Mental health, stepping out of your comfort zone and the Shad experience
After two years of intermittent lockdowns, remote learning, restricted travel and just plain lack of human interaction, we are all feeling a little anxious about getting back to “in-person.”
We connected with Jess Tang, Program Director at Shad UBC, to get her thoughts on how the Shad community is structured to provide a safe space for students to reach personal breakthroughs and fuel their passion for STEAM & entrepreneurship; and is also poised to help youth find healthy baselines with supports for mental health after two years of pandemic living.
For over forty years, the Shad program has required students to step out of their comfort zones. Each year, 1,000 participants leave home, join a new Shad community, and live on a university campus with a selection of participants and program staff from across Canada. While on campus, students are exposed to post-secondary level academics, hands-on labs, STEAM activities and a signature design project that often includes building a plan, prototype and pitching an idea to a group of local business leaders.
This 27-day program is known for its high level of excitement, wonder, commitment and operating completely out of one’s comfort zone. Shad alumni call the overall Shad experience “transformative” when asked to describe it at the end of the program.
So how does Shad do it?
“We are very clear and intentional about how we create a community that has space for everyone and is as inclusive as we can get it,” says Jess Tang.
Community plays a very important role at Shad, because the program is immersive and students come to rely on each other, as well as on the program staff to acclimatize and get the most out of their experience. Shad is purposeful about creating a sense of connection and community.
During her 10-year tenure as a Shad UBC program director, Jess met hundreds of students. Shads are typically leaders in their communities, award winners, scholars, entrepreneurs, athletes that all have a common thread of wanting to give back to their community in some way. Each year Jess is genuinely impressed by the accomplishments and heart of the new participants. And yet, she expects that all participants shed those ‘titles’ during the program.
“…at Shad we don’t care about ‘titles’. We care about youth as humans. They don’t have to earn their spot at Shad. They already belong here,” explains Jess. “This gives them permission to shed parts of their old identities [such as an athletic captain, or robotics leader, or family caregiver], and allows space to explore what it means to be all that they are.”
This experience of shedding elements of one’s identity can be very liberating. Without the pressure of ‘titles’ and expectations, Shads are more willing to try new things, experiment and even fail.
“Many of our Shads are academic achievers…. They haven’t been given many opportunities [prior to Shad] to fail in a big way. …the Shad design challenge and other activities are almost unwinnable tasks. We know they are not going to get it right the first time. We give them an opportunity to experience speedbumps,” says Jess, who is also very adamant that this does not diminish their self-worth. “Risk taking and true growth go hand in hand. Youth can leave the program a lot more malleable and better able to face challenges in their future lives.”

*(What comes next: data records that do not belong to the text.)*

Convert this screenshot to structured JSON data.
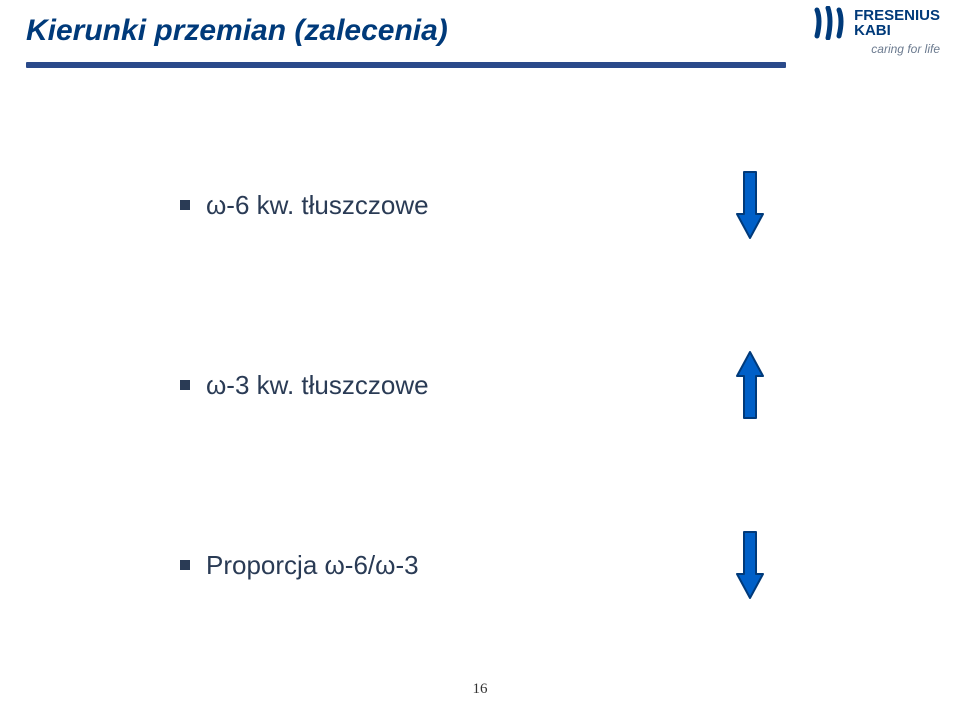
{
  "title": {
    "text": "Kierunki przemian (zalecenia)",
    "color": "#003a7a",
    "fontsize": 30
  },
  "header_line_color": "#2a4a8a",
  "logo": {
    "line1": "FRESENIUS",
    "line2": "KABI",
    "tagline": "caring for life",
    "wave_color": "#003a7a",
    "text_color": "#003a7a",
    "tagline_color": "#6b7a8f",
    "line_fontsize": 15,
    "tagline_fontsize": 12
  },
  "bullets": [
    {
      "text": "ω-6 kw. tłuszczowe",
      "arrow": "down"
    },
    {
      "text": "ω-3 kw. tłuszczowe",
      "arrow": "up"
    },
    {
      "text": "Proporcja ω-6/ω-3",
      "arrow": "down"
    }
  ],
  "bullet_style": {
    "text_color": "#2a3b55",
    "fontsize": 26,
    "square_color": "#2a3b55"
  },
  "arrow": {
    "fill": "#0060c8",
    "stroke": "#003a7a",
    "width": 30,
    "height": 70
  },
  "page_number": "16",
  "page_number_fontsize": 15
}
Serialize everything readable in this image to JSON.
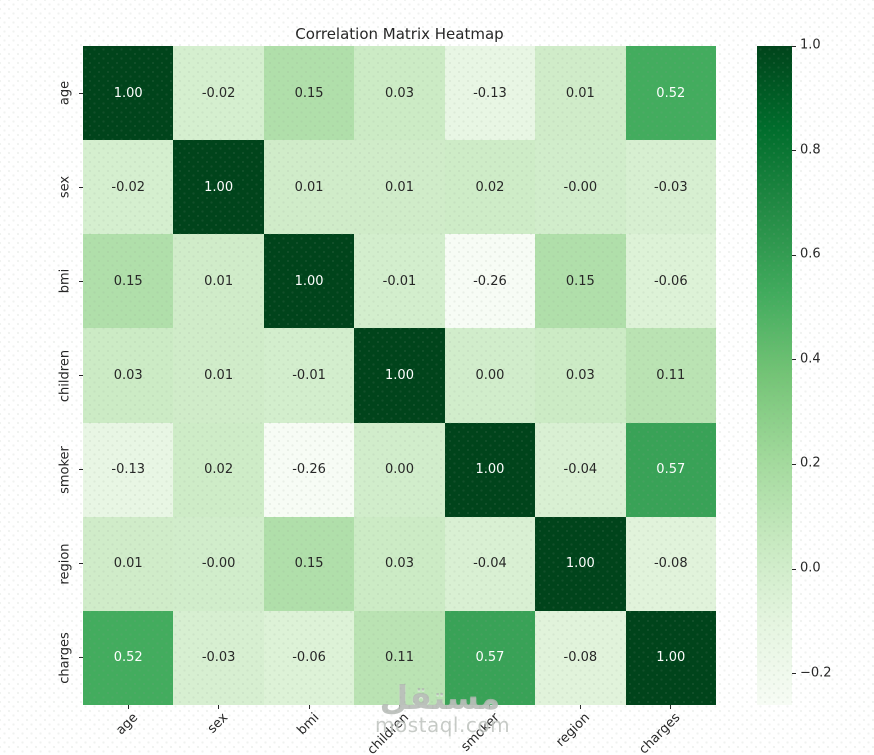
{
  "watermark": {
    "arabic": "مستقل",
    "domain": "mostaql.com"
  },
  "chart_data": {
    "type": "heatmap",
    "title": "Correlation Matrix Heatmap",
    "categories": [
      "age",
      "sex",
      "bmi",
      "children",
      "smoker",
      "region",
      "charges"
    ],
    "matrix": [
      [
        1.0,
        -0.02,
        0.15,
        0.03,
        -0.13,
        0.01,
        0.52
      ],
      [
        -0.02,
        1.0,
        0.01,
        0.01,
        0.02,
        -0.0,
        -0.03
      ],
      [
        0.15,
        0.01,
        1.0,
        -0.01,
        -0.26,
        0.15,
        -0.06
      ],
      [
        0.03,
        0.01,
        -0.01,
        1.0,
        0.0,
        0.03,
        0.11
      ],
      [
        -0.13,
        0.02,
        -0.26,
        0.0,
        1.0,
        -0.04,
        0.57
      ],
      [
        0.01,
        -0.0,
        0.15,
        0.03,
        -0.04,
        1.0,
        -0.08
      ],
      [
        0.52,
        -0.03,
        -0.06,
        0.11,
        0.57,
        -0.08,
        1.0
      ]
    ],
    "cell_labels": [
      [
        "1.00",
        "-0.02",
        "0.15",
        "0.03",
        "-0.13",
        "0.01",
        "0.52"
      ],
      [
        "-0.02",
        "1.00",
        "0.01",
        "0.01",
        "0.02",
        "-0.00",
        "-0.03"
      ],
      [
        "0.15",
        "0.01",
        "1.00",
        "-0.01",
        "-0.26",
        "0.15",
        "-0.06"
      ],
      [
        "0.03",
        "0.01",
        "-0.01",
        "1.00",
        "0.00",
        "0.03",
        "0.11"
      ],
      [
        "-0.13",
        "0.02",
        "-0.26",
        "0.00",
        "1.00",
        "-0.04",
        "0.57"
      ],
      [
        "0.01",
        "-0.00",
        "0.15",
        "0.03",
        "-0.04",
        "1.00",
        "-0.08"
      ],
      [
        "0.52",
        "-0.03",
        "-0.06",
        "0.11",
        "0.57",
        "-0.08",
        "1.00"
      ]
    ],
    "vmin": -0.26,
    "vmax": 1.0,
    "colormap": {
      "name": "Greens",
      "stops": [
        {
          "t": 0.0,
          "color": "#f7fcf5"
        },
        {
          "t": 0.125,
          "color": "#e5f5e0"
        },
        {
          "t": 0.25,
          "color": "#c7e9c0"
        },
        {
          "t": 0.375,
          "color": "#a1d99b"
        },
        {
          "t": 0.5,
          "color": "#74c476"
        },
        {
          "t": 0.625,
          "color": "#41ab5d"
        },
        {
          "t": 0.75,
          "color": "#238b45"
        },
        {
          "t": 0.875,
          "color": "#006d2c"
        },
        {
          "t": 1.0,
          "color": "#00441b"
        }
      ]
    },
    "annotation_colors": {
      "on_light": "#262626",
      "on_dark": "#ffffff"
    },
    "colorbar": {
      "tick_labels": [
        "1.0",
        "0.8",
        "0.6",
        "0.4",
        "0.2",
        "0.0",
        "−0.2"
      ],
      "tick_values": [
        1.0,
        0.8,
        0.6,
        0.4,
        0.2,
        0.0,
        -0.2
      ],
      "position": "right"
    },
    "legend_position": "right",
    "grid": false
  }
}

Jess shares her mental health experiences
As the conversation turns to helping students ease their anxiety about entering a month long in-person program after doing most things virtually for the past two years, Jess draws from her own experiences dealing with difficult life situations.
“Getting back to a healthy baseline after a setback in my own life is influenced by how connected I feel to those around me. The community of those around me helps me build resilience.” Jess believes that communities offer a safe place to ask for help. She acknowledges that asking for help isn’t a weakness, it’s one of the bravest things we can do. “We can’t talk about mental health without talking about the importance of asking for help. Stigma comes from secrecy and silence. We are not meant to conquer mental health on our own, which makes community very important.”
Being in a supportive community, Jess believes it’s important to accept students as they are.
Drawing from her experiences Jess approaches mental health within the Shad community. “I think supporting mental health is being clear and intentional that ‘you belong here’ and creating a connection between the youth. I have learned in my life that we cannot minimize or diminish another’s pain, but I can give others a sense of connection and this is what helps us heal. We need to learn to understand that we are not meant to do this alone.”
Resuming in-person program in 2022
Some parents and students may still be wondering if it’s too early to get back to an in-person program. Jess doesn’t think it is.
“Waiting until they [youth] are able to build up resilience to face discomfort is not the right benchmark. Community building will always be a focus of our program, but after a prolonged period of isolation it will be even more important to make sure these Shads can flourish. There has been a lot of social anxiety built up. We have to re-learn how to connect with each other outside of a screen, outside of text messages.”
Jess’ plan for the program this summer is to give students just that – more time for Shads to get to know one another and to rebuild those social connections.
“We are going to give them more “play” and social time. I think this is something we are going to add more of, so it’s not just a lot of academic programming.” A full schedule is typical at Shad, participants are scheduled from 8:00 am to 10:00 pm. And this year, all campus program leaders will be taking youth mental health into account when considering program schedules and opportunities for connection, community and play.